Publication date: May, 2024

Journal: Health and Sexuality

Description: Purpose

Young sexual minority men (YSMM) living in slums face high risks of contracting HIV due to poverty and limited healthcare access. Certain areas in Accra's slums have much higher HIV rates than the national average, around 7% compared to 2%. YSMM in these areas struggle to access services, have lower perceptions of HIV risk, less education, and face poverty, leading to low rates of HIV testing.
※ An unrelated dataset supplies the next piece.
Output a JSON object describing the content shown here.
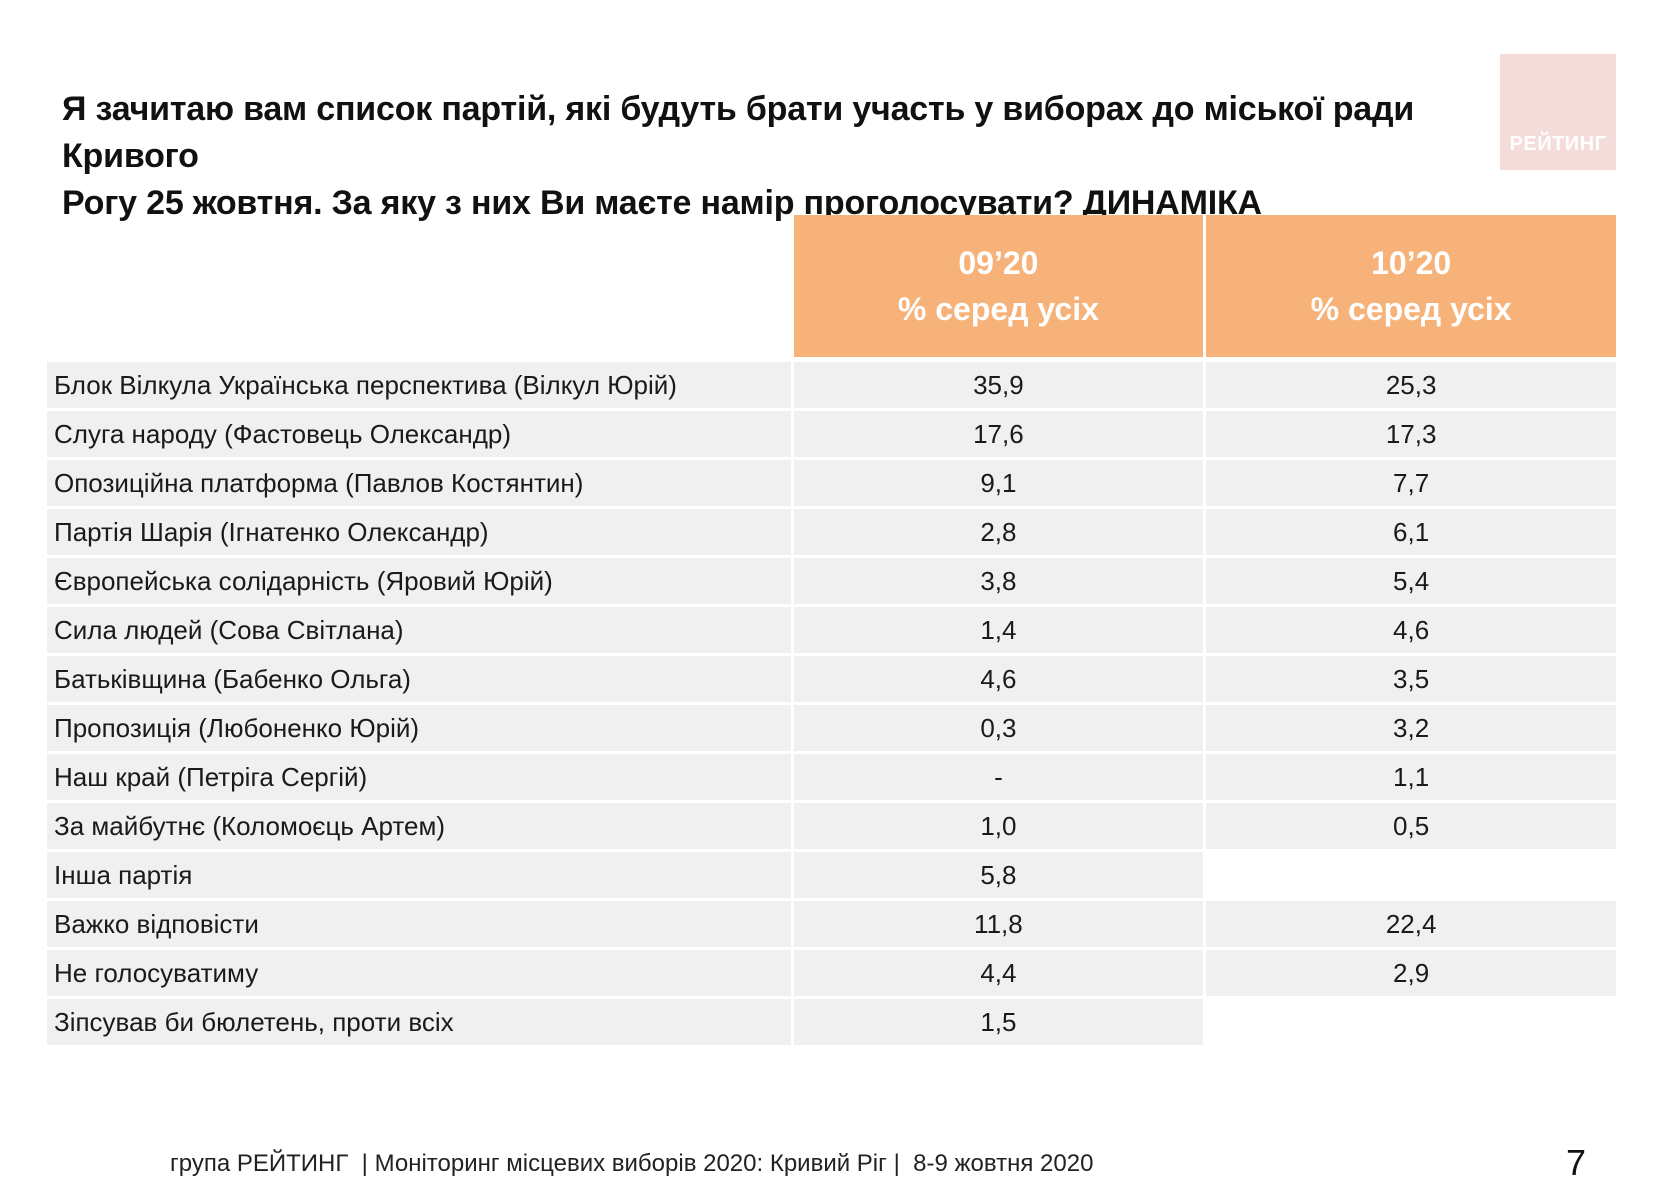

These YSMM also encounter increased stigma because of where they live, like in the slum area known as "Old Fadama" or "Sodom and Gomorrah." This stigma affects their willingness to get tested for HIV and adds to other stigmas related to their sexuality and gender expression. Ghana's efforts to improve HIV testing for YSMM face challenges such as stigma, low-risk perception, and concerns about confidentiality. Introducing HIV self-testing (HIVST) offers hope to increase testing among YSMM by allowing them to test in private. However, there are challenges with implementing HIVST in Ghana, including limited knowledge and fears of stigma. Advocates suggest integrating HIVST with existing testing methods to improve access and inclusivity for YSMM in Ghana. The study adapts the 3MV approach into a modified version called LAFIYA to combat intersectional stigma and enhance HIVST among young cis-gender men who have sex with men (YSMM) in Ghana.